As Segal and Van Boven (1980) mention, there is a chance that this piece also appeared at the Salon of 1781 as no. 156a, at least based on the measurements and the accompanying description. This would then be the piece with which Gerard van Spaendonck entered the Royal Academy in 1781. In 1783, however, another piece of the same dimensions was shown at the Salon.
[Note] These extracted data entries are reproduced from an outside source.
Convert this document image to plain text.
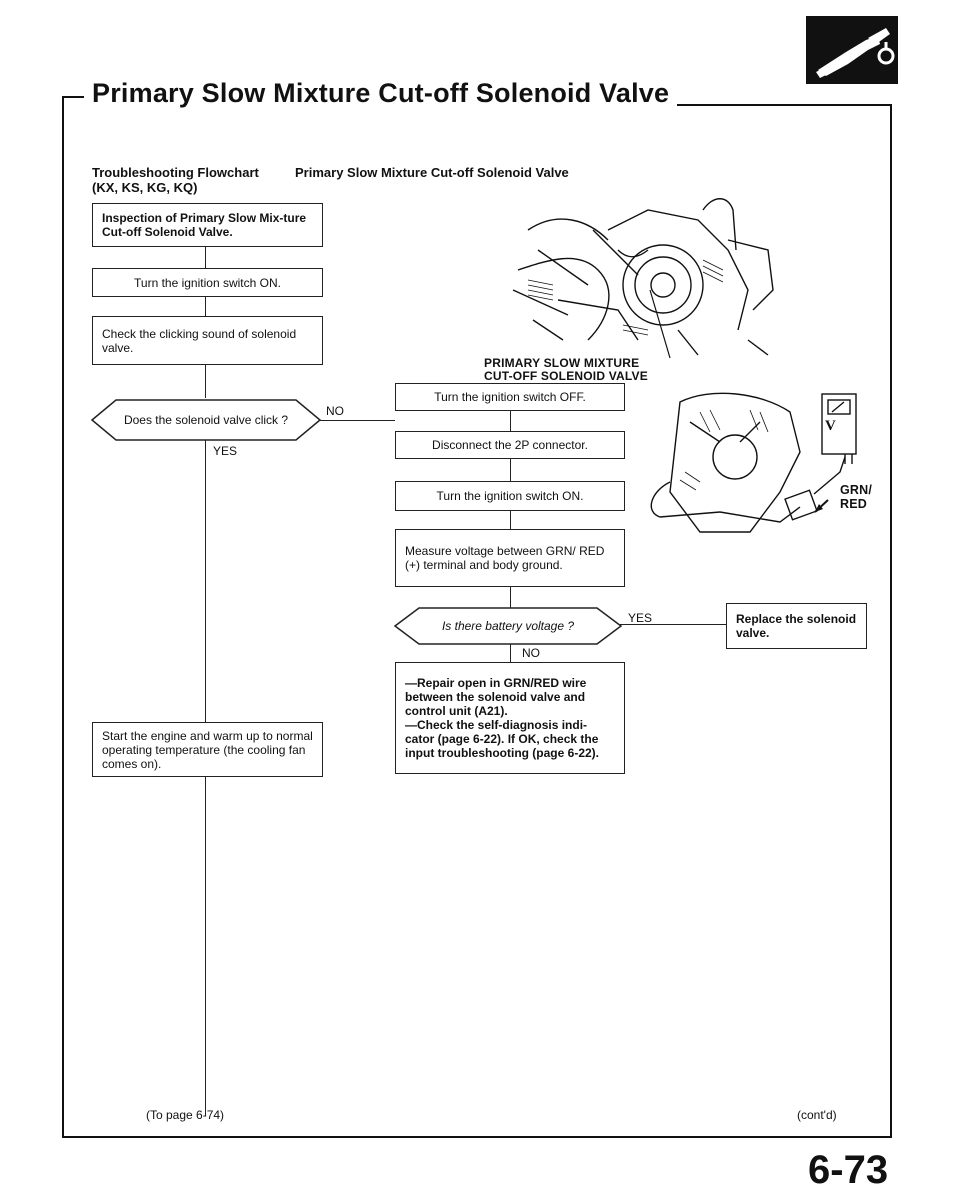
Primary Slow Mixture Cut-off Solenoid Valve
Troubleshooting Flowchart
(KX, KS, KG, KQ)
Primary Slow Mixture Cut-off Solenoid Valve
Inspection of Primary Slow Mix-ture Cut-off Solenoid Valve.
Turn the ignition switch ON.
Check the clicking sound of solenoid valve.
Start the engine and warm up to normal operating temperature (the cooling fan comes on).
Does the solenoid valve click ?
NO
YES
Turn the ignition switch OFF.
Disconnect the 2P connector.
Turn the ignition switch ON.
Measure voltage between GRN/ RED (+) terminal and body ground.
Is there battery voltage ?
YES
NO
Replace the solenoid valve.
—Repair open in GRN/RED wire between the solenoid valve and control unit (A21).
—Check the self-diagnosis indi-cator (page 6-22). If OK, check the input troubleshooting (page 6-22).
PRIMARY SLOW MIXTURE
CUT-OFF SOLENOID VALVE
V
GRN/
RED
(To page 6-74)	(cont'd)
6-73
– Sale of F.J.E. Horstmann, Oud Clingendael Castle, Wassenaar, Frederik Müller, 19 November 1929, lot 47.
– Collection E.A.M. van Spaendonck-Mutsaers, Tilburg, 1948.
– Collection N. van Spaendonck van Spaendonck, Tilburg, 1959.
– Kunsthandel H. Nijstad, Lochem, 1967.
– Douwes Fine Art, Amsterdam, 1987.
– Besselaar Collection, Princeton/The Hague.
– Acquired from the above by the family of the previous owner in 2009.
– Adams Amsterdam;
– Private collection, The Netherlands


– Paris, Salon du Louvre, 1779, no. 154, as: ‘Differents fleurs dans un vase de marbre blanc, mélées avec des fruits comme ananas, pêches, raisins, etc.’.
– Tilburg, Kunstzaal Donders, Het Stilleven : 17e eeuw tot heden, 13 – 28 December 1947, no. 18 of 19.
– Tilburg, Paleis Raadhuis, Oude kunst in Brabants bezit, 31 July – 19 September 1948, no. 63.
– Amsterdam, Museum Willet-Holthuysen, Boeket in Willet : Nederlandse bloemstillevens in de achttiende en eerste helft van de negentiende eeuw, 29 May – 9 August 1970, no. 35.


Segal, S. & van Boven M., Gerard en Cornelis van Spaendonck: Twee Brabantse bloemschilders in Parijs, Maarssen 1980, pp. 4, 99 & 100, no. 3.